Com a decisão, o Ministério da Saúde da era petista retoma estratégia da gestão do ex-ministro José Serra (PSDB) que teve repercussão internacional.
O licenciamento compulsório está previsto na Lei de Patentes brasileira, de 1996, em casos em que houver abuso econômico ou venda por um período longo com ausência de produção local.
A partir de 2000, o ex-ministro Serra fez ameaças sucessivas aos laboratórios que produzem remédios para o coquetel anti-HIV, obteve descontos e a quebra de patentes não se concretizou. ONGs do mundo inteiro apoiaram a ação, assim como os governos de outros países.
Os EUA chegaram a levar a questão ao fórum máximo de arbitragem, a OMC (Organização Mundial do Comércio), que entendeu que a legislação brasileira não fere o Trips, acordo internacional sobre direitos de propriedade intelectual. O Trips prevê o licenciamento compulsório para os casos de emergência nacional.

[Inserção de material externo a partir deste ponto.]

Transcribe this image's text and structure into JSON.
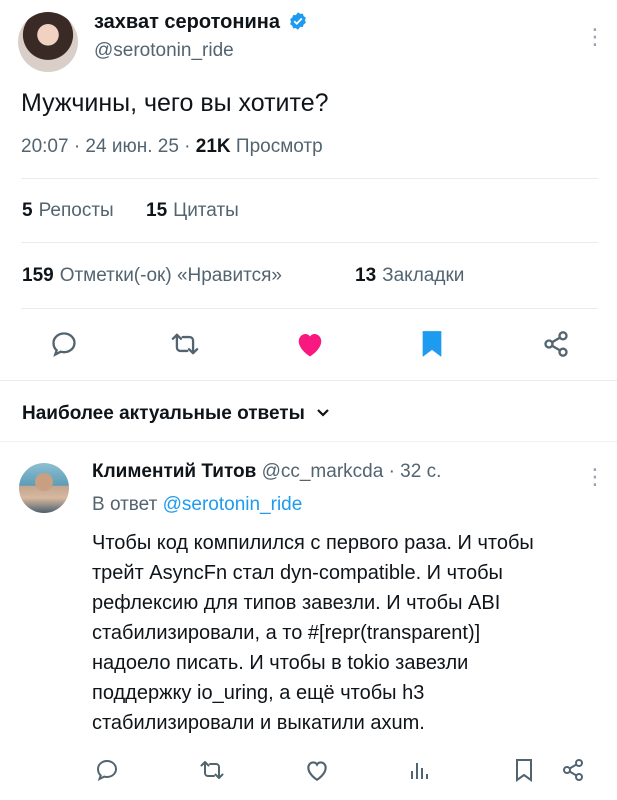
{
  "tweet": {
    "author_name": "захват серотонина",
    "author_handle": "@serotonin_ride",
    "text": "Мужчины, чего вы хотите?",
    "time": "20:07 · 24 июн. 25 ·",
    "views_count": "21K",
    "views_label": "Просмотр",
    "more": "⋮"
  },
  "stats": {
    "reposts_count": "5",
    "reposts_label": "Репосты",
    "quotes_count": "15",
    "quotes_label": "Цитаты",
    "likes_count": "159",
    "likes_label": "Отметки(-ок) «Нравится»",
    "bookmarks_count": "13",
    "bookmarks_label": "Закладки"
  },
  "colors": {
    "like_active": "#f91880",
    "bookmark_active": "#1d9bf0",
    "verified": "#1d9bf0",
    "text_secondary": "#536471",
    "link": "#1d9bf0"
  },
  "actions": [
    "reply-icon",
    "retweet-icon",
    "like-icon",
    "bookmark-icon",
    "share-icon"
  ],
  "replies_section": {
    "title": "Наиболее актуальные ответы",
    "chevron": "⌄"
  },
  "reply": {
    "author_name": "Климентий Титов",
    "author_handle": "@cc_markcda",
    "time": "· 32 с.",
    "in_reply_prefix": "В ответ",
    "in_reply_handle": "@serotonin_ride",
    "more": "⋮",
    "lines": [
      "Чтобы код компилился с первого раза. И чтобы",
      "трейт AsyncFn стал dyn-compatible. И чтобы",
      "рефлексию для типов завезли. И чтобы ABI",
      "стабилизировали, а то #[repr(transparent)]",
      "надоело писать. И чтобы в tokio завезли",
      "поддержку io_uring, а ещё чтобы h3",
      "стабилизировали и выкатили axum."
    ],
    "actions": [
      "reply-icon",
      "retweet-icon",
      "like-icon",
      "views-icon",
      "bookmark-icon",
      "share-icon"
    ]
  }
}
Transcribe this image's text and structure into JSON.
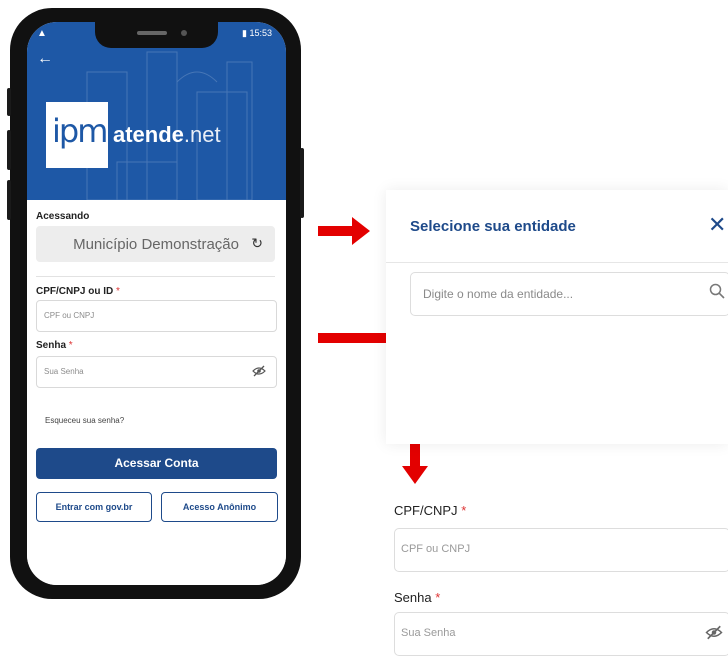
{
  "status_bar": {
    "time": "15:53"
  },
  "app": {
    "logo_ipm": "ipm",
    "logo_atende": "atende",
    "logo_net": ".net"
  },
  "login": {
    "accessing_label": "Acessando",
    "entity_name": "Município Demonstração",
    "cpf_label": "CPF/CNPJ ou ID",
    "cpf_placeholder": "CPF ou CNPJ",
    "password_label": "Senha",
    "password_placeholder": "Sua Senha",
    "required_mark": "*",
    "forgot_password": "Esqueceu sua senha?",
    "submit_button": "Acessar Conta",
    "govbr_button": "Entrar com gov.br",
    "anonymous_button": "Acesso Anônimo"
  },
  "entity_modal": {
    "title": "Selecione sua entidade",
    "search_placeholder": "Digite o nome da entidade..."
  },
  "zoom_fields": {
    "cpf_label": "CPF/CNPJ",
    "cpf_placeholder": "CPF ou CNPJ",
    "password_label": "Senha",
    "password_placeholder": "Sua Senha",
    "required_mark": "*"
  },
  "colors": {
    "brand_blue": "#1e58a6",
    "button_blue": "#1e4a8a",
    "arrow_red": "#e30000",
    "required_red": "#dd3333"
  },
  "icons": [
    "back-arrow-icon",
    "refresh-icon",
    "eye-off-icon",
    "close-icon",
    "search-icon"
  ]
}
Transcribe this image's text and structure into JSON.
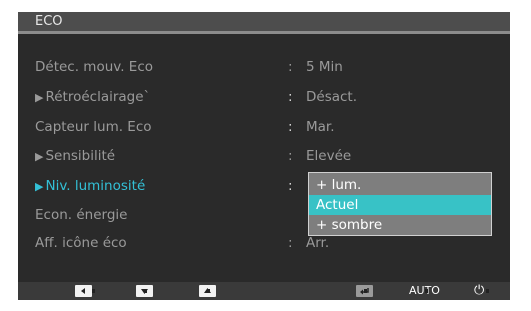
{
  "osd": {
    "title": "ECO",
    "rows": [
      {
        "label": "Détec. mouv. Eco",
        "value": "5 Min",
        "arrow": ""
      },
      {
        "label": "Rétroéclairage`",
        "value": "Désact.",
        "arrow": "▶"
      },
      {
        "label": "Capteur lum. Eco",
        "value": "Mar.",
        "arrow": ""
      },
      {
        "label": "Sensibilité",
        "value": "Elevée",
        "arrow": "▶"
      },
      {
        "label": "Niv. luminosité",
        "value": "",
        "arrow": "▶"
      },
      {
        "label": "Econ. énergie",
        "value": "",
        "arrow": ""
      },
      {
        "label": "Aff. icône éco",
        "value": "Arr.",
        "arrow": ""
      }
    ],
    "colon": ":",
    "dropdown": {
      "options": [
        "+ lum.",
        "Actuel",
        "+ sombre"
      ],
      "selected": "Actuel"
    }
  },
  "buttons": {
    "auto_label": "AUTO",
    "power_glyph": "⏻"
  },
  "colors": {
    "active": "#33c0d6",
    "selected_bg": "#38c2c6",
    "panel_bg": "#2a2a2a",
    "title_bg": "#4d4d4d"
  },
  "icons": [
    "left-arrow-icon",
    "down-arrow-icon",
    "up-arrow-icon",
    "enter-icon",
    "power-icon"
  ]
}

A indústria farmacêutica teme uma redução de preços no Brasil justamente por causa do risco de um "efeito dominó", de que a decisão abra precedente e afete os lucros do setor em escala global. O programa de combate à Aids brasileiro é considerado modelo pelos organismos internacionais e assumiu a liderança em processos de negociação.
ONGs ligadas à área defendem que o governo cumpra a ameaça.
"Quebrar definitivamente as patentes é a única forma de seguir com essa política, pois não dispomos de dinheiro e o número de doentes de Aids aumenta a cada dia no Brasil", diz Mário Scheffer, diretor do Pela Vidda/São Paulo.